Since then a number of senior UK judges have reserved the theoretical possibility of striking down or refusing to implement unconstitutional statutes. While Lord Neuberger, until recently president of the Supreme Court, has hedged his bets (‘Judges cannot decide that a statute is invalid on the ground that it infringes the UK constitution – save possibly in exceptional circumstances’), Lord Steyn, Lady Hale and Lord Hope in 2005 took the opportunity of a challenge to the validity of the Hunting Act 2004 to warn that Parliament’s sovereignty was not unqualified. That case turned in large part on whether the Hunting Act had been passed in procedural conformity with the 1911 Parliament Act. The argument was in itself an undisguised trespass by the judges (unopposed, remarkably, by the attorney general) on the forbidden territory of Parliament’s own procedures. But on the question of parliamentary sovereignty, Lord Steyn’s view was explicit:

The classic account given by Dicey of the doctrine of the supremacy of Parliament, pure and absolute as it was, can now be seen to be out of place in the modern United Kingdom. Nevertheless, the supremacy of Parliament is still the general principle of our constitution. It is a construct of the common law. The judges created this principle.

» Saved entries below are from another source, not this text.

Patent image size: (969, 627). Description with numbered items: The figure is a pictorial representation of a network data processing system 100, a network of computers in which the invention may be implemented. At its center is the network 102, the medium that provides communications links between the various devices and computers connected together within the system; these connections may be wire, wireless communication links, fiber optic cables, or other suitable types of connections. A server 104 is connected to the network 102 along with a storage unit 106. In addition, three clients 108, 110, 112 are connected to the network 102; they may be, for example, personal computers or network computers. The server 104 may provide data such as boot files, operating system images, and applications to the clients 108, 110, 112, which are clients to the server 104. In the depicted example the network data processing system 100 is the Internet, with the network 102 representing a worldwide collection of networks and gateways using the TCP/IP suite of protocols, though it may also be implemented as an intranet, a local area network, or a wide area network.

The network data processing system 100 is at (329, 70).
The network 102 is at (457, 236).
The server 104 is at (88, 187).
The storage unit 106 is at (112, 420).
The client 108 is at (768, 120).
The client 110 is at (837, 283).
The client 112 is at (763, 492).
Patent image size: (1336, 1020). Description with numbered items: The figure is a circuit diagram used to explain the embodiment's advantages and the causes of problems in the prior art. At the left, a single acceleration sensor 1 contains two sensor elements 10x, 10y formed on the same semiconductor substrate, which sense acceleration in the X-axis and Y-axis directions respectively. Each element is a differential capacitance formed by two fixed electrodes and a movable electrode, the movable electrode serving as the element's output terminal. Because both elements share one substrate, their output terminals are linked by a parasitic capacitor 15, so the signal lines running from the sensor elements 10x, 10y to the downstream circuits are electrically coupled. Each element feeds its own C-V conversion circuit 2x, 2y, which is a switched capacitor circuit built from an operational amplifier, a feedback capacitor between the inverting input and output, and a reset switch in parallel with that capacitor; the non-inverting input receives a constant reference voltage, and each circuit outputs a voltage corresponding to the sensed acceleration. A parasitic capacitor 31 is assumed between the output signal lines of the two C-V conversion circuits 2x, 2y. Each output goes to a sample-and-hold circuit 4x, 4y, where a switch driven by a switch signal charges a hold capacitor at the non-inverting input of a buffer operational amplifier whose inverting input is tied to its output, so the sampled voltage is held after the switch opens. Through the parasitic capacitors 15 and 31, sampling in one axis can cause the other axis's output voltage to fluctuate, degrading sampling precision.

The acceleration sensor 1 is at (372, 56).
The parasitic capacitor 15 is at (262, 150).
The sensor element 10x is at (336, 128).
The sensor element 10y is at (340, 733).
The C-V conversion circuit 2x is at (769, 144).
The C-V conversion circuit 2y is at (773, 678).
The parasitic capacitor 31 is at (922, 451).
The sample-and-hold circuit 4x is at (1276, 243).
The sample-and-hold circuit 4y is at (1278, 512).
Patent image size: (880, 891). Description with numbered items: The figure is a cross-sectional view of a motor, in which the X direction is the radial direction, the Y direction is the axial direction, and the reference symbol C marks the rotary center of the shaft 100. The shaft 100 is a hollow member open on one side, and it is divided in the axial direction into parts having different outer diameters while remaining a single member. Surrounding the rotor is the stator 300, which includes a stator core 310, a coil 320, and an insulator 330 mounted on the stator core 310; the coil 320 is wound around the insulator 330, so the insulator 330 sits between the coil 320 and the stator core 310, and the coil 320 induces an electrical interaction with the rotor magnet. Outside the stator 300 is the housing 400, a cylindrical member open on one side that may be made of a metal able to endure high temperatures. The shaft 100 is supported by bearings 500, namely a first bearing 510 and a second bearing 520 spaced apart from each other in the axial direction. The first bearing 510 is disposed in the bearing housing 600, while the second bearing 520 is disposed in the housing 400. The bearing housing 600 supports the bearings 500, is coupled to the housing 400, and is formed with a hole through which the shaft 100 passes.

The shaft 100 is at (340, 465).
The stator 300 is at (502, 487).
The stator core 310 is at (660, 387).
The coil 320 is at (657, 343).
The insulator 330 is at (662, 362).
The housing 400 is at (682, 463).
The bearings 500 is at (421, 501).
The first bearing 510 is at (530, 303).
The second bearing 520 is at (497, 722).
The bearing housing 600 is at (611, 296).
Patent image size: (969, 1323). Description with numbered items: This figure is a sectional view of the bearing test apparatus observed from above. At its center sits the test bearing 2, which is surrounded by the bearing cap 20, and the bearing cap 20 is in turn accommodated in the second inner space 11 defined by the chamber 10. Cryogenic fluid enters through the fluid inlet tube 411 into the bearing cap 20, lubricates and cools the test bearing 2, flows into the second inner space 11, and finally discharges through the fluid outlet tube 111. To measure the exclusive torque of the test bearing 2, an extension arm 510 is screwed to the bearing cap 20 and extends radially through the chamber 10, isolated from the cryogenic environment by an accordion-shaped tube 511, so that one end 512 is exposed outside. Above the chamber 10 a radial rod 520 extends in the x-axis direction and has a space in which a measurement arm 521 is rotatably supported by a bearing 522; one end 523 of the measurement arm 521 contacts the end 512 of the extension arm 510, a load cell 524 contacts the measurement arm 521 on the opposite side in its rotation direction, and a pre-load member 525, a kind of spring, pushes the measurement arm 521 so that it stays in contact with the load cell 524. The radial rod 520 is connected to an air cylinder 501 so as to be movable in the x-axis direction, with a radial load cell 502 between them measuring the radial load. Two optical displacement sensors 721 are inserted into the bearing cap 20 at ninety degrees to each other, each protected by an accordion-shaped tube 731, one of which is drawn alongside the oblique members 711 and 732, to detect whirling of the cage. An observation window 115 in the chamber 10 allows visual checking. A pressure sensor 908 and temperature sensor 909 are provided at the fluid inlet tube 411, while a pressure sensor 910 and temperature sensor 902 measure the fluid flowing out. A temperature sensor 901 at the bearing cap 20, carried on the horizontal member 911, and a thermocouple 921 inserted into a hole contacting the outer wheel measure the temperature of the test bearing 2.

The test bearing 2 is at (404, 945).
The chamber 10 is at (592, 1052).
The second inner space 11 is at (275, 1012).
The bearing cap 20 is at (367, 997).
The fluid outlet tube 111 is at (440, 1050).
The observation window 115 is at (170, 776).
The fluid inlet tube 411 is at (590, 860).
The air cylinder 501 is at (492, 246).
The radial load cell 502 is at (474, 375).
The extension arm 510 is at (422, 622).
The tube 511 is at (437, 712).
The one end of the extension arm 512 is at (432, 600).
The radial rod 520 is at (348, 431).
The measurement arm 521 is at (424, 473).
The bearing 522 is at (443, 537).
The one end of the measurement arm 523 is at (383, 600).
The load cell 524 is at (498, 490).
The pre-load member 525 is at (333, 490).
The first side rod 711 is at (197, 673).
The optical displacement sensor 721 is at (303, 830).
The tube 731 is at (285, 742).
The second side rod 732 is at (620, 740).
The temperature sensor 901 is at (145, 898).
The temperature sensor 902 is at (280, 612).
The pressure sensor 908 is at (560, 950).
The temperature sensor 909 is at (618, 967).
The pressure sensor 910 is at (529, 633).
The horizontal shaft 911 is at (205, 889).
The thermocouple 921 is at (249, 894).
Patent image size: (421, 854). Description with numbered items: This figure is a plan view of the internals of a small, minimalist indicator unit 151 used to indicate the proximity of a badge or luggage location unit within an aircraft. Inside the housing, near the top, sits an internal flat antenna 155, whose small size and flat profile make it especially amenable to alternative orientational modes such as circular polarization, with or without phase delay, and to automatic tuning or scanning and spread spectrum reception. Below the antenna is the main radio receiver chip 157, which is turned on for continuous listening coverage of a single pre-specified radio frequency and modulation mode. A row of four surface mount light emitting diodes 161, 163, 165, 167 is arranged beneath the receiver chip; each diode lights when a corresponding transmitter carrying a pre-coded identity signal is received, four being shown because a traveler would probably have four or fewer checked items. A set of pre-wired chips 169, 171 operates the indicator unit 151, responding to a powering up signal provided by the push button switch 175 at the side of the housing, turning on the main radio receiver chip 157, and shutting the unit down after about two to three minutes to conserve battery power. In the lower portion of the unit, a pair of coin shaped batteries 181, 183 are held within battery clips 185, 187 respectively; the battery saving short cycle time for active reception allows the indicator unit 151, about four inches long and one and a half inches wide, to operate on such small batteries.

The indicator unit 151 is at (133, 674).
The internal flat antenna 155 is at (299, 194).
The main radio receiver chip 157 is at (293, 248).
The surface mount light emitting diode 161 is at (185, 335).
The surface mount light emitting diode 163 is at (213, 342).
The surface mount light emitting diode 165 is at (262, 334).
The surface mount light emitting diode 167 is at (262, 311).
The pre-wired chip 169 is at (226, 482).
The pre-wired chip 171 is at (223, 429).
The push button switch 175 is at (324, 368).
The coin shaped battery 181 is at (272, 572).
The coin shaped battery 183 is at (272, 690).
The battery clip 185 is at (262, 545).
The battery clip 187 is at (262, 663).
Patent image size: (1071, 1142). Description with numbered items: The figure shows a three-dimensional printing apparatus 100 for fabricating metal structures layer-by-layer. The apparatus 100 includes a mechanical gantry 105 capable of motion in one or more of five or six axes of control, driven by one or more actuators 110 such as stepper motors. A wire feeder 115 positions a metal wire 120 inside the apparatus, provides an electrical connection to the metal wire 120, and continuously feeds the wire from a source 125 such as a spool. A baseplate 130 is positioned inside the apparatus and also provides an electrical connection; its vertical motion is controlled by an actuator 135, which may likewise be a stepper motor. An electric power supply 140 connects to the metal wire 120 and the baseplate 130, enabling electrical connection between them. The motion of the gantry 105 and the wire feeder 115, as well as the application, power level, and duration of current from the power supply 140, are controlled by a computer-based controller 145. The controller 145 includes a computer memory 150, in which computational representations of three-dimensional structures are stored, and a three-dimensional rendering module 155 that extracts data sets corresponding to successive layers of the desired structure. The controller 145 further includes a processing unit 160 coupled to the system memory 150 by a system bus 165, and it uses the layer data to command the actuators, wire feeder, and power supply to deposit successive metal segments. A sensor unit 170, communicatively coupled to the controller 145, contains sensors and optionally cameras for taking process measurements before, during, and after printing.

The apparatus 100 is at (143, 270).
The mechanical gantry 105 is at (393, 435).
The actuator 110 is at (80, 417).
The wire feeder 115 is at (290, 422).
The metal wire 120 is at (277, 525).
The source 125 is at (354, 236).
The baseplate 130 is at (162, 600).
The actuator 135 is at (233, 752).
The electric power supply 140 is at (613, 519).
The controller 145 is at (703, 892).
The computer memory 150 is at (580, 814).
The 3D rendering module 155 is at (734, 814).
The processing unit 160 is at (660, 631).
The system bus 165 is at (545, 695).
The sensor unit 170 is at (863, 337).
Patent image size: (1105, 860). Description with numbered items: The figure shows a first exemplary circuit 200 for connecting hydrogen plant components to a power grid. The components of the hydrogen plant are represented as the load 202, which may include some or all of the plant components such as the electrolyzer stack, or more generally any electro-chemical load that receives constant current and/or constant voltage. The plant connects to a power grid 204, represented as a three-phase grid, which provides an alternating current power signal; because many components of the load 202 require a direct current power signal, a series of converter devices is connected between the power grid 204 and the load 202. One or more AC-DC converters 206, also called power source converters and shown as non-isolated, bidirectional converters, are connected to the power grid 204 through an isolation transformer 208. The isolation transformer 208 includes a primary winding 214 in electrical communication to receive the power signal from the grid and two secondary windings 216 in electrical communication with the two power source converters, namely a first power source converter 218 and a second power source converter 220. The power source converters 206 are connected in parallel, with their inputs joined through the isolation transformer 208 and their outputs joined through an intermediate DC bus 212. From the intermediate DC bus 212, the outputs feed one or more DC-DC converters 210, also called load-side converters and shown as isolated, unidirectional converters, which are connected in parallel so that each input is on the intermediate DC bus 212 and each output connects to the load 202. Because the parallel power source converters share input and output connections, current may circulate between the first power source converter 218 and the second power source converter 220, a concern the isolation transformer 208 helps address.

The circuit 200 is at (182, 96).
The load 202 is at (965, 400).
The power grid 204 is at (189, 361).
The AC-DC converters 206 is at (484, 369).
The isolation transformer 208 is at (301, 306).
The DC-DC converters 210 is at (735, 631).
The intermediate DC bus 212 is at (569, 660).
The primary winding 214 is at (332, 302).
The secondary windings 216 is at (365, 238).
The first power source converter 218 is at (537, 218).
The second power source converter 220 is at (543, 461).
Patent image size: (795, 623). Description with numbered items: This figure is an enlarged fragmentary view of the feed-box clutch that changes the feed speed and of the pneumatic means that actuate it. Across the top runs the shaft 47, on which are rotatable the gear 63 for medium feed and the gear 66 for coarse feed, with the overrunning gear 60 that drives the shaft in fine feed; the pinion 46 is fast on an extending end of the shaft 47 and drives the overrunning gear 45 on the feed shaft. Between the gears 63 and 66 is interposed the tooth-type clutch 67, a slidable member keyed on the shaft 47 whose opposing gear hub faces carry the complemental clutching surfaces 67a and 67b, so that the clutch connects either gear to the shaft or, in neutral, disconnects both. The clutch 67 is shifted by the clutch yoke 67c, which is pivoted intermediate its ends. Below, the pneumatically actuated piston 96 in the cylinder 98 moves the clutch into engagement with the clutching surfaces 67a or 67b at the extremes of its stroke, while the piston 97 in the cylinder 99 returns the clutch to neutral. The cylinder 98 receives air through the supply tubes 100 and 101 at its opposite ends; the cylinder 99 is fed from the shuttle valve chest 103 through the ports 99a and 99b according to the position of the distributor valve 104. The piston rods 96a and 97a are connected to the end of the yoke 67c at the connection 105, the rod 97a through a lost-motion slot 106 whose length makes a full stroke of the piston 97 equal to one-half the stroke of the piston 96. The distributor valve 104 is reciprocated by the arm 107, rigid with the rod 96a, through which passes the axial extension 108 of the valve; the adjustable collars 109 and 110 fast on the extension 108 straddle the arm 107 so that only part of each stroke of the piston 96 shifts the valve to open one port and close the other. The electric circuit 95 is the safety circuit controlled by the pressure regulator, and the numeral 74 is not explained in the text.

If that is so, it is not unthinkable that circumstances could arise where the courts may have to qualify a principle established on a different hypothesis of constitutionalism. In exceptional circumstances involving an attempt to abolish judicial review or the ordinary role of the courts, the Appellate Committee of the House of Lords or a new Supreme Court may have to consider whether this is a constitutional fundamental which even a sovereign Parliament acting at the behest of a complaisant House of Commons cannot abolish.